Gatti, il volto operaio della Juve. E Spalletti
Poi, è pacifico, non sono certo le difficoltà a spaventare uno come Gatti che conosce quanto sa di sale il pane duro della fatica al di fuori del dorato mondo pallonaro. E, anzi, c’è da chiedersi se è proprio nelle situazioni di transizione e di ricostruzione che “Gattone” è più adeguato. Sta ancora imparando, infatti, in un processo di crescita costante, ma è difficile che avrebbe potuto godere di questa opportunità se si fosse trovato di fronte a una Juventus più strutturata e pronta a investire su difensori “più pronti”. Lui studia, guarda, impara, ci mette l’anima e soprattutto cerca di non lasciarsi mai condizionare dagli errori. Soprattutto da quelli più evidenti come a Sassuolo o in Coppa Italia con la Salernitana.

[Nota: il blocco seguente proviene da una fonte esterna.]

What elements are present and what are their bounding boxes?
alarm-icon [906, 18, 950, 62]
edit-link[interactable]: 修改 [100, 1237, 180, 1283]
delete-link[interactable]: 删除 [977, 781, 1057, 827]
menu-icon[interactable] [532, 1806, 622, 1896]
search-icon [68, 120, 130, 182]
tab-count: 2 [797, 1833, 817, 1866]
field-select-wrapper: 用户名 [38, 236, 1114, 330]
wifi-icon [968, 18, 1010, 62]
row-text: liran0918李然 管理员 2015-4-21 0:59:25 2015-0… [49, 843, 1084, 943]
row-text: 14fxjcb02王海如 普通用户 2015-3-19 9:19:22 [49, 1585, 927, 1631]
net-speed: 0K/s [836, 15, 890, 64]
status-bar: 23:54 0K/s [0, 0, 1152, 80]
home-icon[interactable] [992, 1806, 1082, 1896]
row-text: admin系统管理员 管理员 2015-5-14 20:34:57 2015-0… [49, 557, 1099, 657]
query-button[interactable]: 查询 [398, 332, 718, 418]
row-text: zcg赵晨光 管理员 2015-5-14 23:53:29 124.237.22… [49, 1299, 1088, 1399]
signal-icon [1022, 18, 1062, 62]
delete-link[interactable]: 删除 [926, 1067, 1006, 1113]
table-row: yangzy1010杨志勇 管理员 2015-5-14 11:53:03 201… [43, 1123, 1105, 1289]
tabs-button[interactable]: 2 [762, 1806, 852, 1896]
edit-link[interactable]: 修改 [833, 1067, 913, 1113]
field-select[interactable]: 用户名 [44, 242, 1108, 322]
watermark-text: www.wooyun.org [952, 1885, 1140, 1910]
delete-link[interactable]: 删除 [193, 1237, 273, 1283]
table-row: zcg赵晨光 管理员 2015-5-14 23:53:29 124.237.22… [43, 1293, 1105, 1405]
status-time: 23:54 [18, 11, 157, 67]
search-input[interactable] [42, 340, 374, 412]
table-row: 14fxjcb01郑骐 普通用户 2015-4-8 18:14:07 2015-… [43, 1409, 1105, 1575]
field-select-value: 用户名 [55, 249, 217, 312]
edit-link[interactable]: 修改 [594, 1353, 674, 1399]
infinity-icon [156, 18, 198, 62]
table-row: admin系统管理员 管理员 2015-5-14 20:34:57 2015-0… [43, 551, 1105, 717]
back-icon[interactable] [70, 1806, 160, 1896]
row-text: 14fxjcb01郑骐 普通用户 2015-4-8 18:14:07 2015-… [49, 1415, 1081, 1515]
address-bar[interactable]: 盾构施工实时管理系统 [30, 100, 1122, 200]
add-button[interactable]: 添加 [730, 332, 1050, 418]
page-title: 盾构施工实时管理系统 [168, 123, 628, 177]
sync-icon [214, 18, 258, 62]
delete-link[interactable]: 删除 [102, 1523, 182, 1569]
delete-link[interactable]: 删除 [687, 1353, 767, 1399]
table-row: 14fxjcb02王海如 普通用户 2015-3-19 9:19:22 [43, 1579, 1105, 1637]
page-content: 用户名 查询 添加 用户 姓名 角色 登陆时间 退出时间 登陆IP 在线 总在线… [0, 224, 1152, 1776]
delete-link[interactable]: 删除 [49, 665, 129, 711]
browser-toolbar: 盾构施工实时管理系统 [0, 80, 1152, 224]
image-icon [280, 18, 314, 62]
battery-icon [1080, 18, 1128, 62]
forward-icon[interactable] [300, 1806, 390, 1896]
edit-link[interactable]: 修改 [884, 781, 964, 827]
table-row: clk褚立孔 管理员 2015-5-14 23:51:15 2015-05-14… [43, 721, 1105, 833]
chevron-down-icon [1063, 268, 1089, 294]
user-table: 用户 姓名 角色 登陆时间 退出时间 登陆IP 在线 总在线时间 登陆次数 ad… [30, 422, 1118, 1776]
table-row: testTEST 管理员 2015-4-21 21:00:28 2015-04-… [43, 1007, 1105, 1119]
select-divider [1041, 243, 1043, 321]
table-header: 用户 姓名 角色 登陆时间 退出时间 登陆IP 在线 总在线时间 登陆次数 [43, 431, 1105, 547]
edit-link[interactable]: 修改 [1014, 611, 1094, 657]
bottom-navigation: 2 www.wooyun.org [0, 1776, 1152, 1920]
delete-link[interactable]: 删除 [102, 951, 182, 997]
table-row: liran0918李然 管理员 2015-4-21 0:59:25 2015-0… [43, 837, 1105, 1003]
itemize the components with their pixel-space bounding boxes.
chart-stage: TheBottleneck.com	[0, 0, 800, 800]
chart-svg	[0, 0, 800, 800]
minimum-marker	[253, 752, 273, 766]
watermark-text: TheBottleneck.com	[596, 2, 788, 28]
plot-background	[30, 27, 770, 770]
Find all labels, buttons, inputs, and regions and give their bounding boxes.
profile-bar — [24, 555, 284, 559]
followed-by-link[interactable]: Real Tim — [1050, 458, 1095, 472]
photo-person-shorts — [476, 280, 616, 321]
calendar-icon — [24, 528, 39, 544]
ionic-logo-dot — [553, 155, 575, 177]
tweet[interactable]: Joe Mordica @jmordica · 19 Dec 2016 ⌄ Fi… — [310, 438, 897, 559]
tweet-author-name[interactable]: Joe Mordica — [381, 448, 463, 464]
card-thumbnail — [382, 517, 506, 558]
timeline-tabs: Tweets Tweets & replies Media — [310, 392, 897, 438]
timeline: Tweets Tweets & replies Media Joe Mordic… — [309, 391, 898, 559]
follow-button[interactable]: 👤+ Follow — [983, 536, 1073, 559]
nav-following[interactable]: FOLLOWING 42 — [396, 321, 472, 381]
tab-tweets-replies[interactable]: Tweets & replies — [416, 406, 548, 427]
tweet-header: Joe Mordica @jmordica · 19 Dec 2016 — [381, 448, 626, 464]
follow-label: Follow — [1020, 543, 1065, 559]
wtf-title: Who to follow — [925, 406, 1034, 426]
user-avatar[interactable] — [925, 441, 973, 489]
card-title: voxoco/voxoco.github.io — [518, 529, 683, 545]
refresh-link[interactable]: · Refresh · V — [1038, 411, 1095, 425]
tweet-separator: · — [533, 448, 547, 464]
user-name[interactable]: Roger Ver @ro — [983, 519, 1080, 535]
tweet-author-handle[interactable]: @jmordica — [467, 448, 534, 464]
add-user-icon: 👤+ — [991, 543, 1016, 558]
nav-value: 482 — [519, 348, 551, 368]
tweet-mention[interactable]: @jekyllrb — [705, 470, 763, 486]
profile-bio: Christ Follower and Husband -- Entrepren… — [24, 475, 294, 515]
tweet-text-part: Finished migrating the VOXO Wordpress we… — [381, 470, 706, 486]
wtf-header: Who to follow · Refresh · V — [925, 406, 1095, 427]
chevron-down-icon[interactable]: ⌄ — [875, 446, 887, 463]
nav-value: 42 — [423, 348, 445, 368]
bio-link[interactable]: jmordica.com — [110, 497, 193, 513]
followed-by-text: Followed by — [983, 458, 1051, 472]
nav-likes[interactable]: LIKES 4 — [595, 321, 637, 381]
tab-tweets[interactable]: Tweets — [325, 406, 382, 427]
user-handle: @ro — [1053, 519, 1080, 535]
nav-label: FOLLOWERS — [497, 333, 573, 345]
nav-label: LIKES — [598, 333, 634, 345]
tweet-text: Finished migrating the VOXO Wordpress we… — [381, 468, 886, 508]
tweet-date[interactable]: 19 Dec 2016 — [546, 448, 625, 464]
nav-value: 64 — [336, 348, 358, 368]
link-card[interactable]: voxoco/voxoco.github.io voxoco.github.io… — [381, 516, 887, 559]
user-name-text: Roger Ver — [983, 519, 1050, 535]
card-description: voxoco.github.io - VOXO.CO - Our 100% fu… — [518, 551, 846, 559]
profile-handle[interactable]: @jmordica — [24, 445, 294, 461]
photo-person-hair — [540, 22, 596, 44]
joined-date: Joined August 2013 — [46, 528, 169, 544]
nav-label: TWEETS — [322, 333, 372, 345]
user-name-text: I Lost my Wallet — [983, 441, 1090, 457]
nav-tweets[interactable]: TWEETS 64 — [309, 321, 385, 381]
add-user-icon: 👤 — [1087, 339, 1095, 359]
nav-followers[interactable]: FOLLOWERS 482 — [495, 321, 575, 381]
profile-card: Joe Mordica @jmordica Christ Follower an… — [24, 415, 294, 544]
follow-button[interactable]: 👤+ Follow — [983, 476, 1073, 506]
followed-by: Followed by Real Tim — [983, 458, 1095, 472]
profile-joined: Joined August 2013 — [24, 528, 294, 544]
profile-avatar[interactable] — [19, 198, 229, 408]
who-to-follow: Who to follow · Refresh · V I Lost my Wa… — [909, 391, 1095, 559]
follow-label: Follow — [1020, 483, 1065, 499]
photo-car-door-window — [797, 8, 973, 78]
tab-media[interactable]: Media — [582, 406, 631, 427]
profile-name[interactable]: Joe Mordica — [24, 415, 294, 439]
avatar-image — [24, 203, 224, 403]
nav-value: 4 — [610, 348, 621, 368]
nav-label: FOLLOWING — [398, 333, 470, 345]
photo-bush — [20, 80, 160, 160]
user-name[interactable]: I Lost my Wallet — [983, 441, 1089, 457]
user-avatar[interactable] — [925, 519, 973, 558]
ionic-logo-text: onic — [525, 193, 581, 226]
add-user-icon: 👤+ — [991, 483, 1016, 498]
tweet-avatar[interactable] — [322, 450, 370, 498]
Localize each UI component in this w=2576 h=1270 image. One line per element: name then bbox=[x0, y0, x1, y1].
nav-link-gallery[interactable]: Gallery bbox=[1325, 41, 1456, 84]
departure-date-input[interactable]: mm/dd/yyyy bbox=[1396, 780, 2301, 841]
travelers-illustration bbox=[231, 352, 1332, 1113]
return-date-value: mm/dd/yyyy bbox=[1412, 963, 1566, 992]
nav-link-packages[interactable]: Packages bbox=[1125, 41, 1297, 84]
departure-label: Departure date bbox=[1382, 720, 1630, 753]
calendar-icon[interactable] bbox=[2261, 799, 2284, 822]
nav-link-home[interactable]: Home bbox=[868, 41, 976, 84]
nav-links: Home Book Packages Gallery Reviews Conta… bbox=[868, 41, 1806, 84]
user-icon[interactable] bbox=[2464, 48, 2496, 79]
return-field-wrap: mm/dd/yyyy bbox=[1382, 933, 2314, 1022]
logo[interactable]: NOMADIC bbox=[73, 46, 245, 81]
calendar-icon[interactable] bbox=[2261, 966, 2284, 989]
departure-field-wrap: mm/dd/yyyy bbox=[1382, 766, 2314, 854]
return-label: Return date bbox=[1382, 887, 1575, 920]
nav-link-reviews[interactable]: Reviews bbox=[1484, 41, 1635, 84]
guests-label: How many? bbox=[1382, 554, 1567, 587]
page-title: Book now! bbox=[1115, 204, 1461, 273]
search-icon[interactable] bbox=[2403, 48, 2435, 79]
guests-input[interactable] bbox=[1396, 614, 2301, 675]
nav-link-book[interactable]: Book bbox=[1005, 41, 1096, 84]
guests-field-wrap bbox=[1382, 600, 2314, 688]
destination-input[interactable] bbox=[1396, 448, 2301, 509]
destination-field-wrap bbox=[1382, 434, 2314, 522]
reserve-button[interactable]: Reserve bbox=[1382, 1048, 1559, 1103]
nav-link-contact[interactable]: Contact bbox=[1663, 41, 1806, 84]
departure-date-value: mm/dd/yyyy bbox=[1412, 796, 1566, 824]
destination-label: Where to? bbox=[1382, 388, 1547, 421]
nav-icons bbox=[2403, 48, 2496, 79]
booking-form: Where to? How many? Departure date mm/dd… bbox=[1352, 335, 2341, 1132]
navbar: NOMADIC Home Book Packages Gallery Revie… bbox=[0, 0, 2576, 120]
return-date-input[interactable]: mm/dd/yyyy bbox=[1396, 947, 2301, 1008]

Più lungo e complesso il lavoro di apprendimento e di affinamento sulle posture in marcatura, sulla lettura preventiva dei movimenti degli avversari in area: sfumature che non sono affatto un dettaglio nelle gare di Serie A che si decidono sul filo dell’errore.
Poi sì: Gatti ha graffiato con gol pesanti e con prestazioni tutta grinta che gli hanno fatto conquistare un posto particolare nel cuore dei tifosi bianconeri, nel solco di quella tradizione dei “giocatori operai” che hanno sempre fatto parte della storia bianconera, uno per ogni generazione. Poi, certo, conta il contesto e attorno agli operai ci devono essere gli artisti, i Pinturicchio, o i portatori di prelibatezze al caviale come Platini, ma questo è un discorso che attiene alle contingenze storiche e societarie. Gatti, di suo, non può far altro che lavorare sodo in modo da migliorare per la Juventus ma anche per “rubare l’occhio” a Spalletti che, probabilmente, un buco inatteso nello scacchiere difensivo lo dovrà riempire. E, ancora una volta, Gatti vorrà farsi trovare pronto nell’unità di crisi.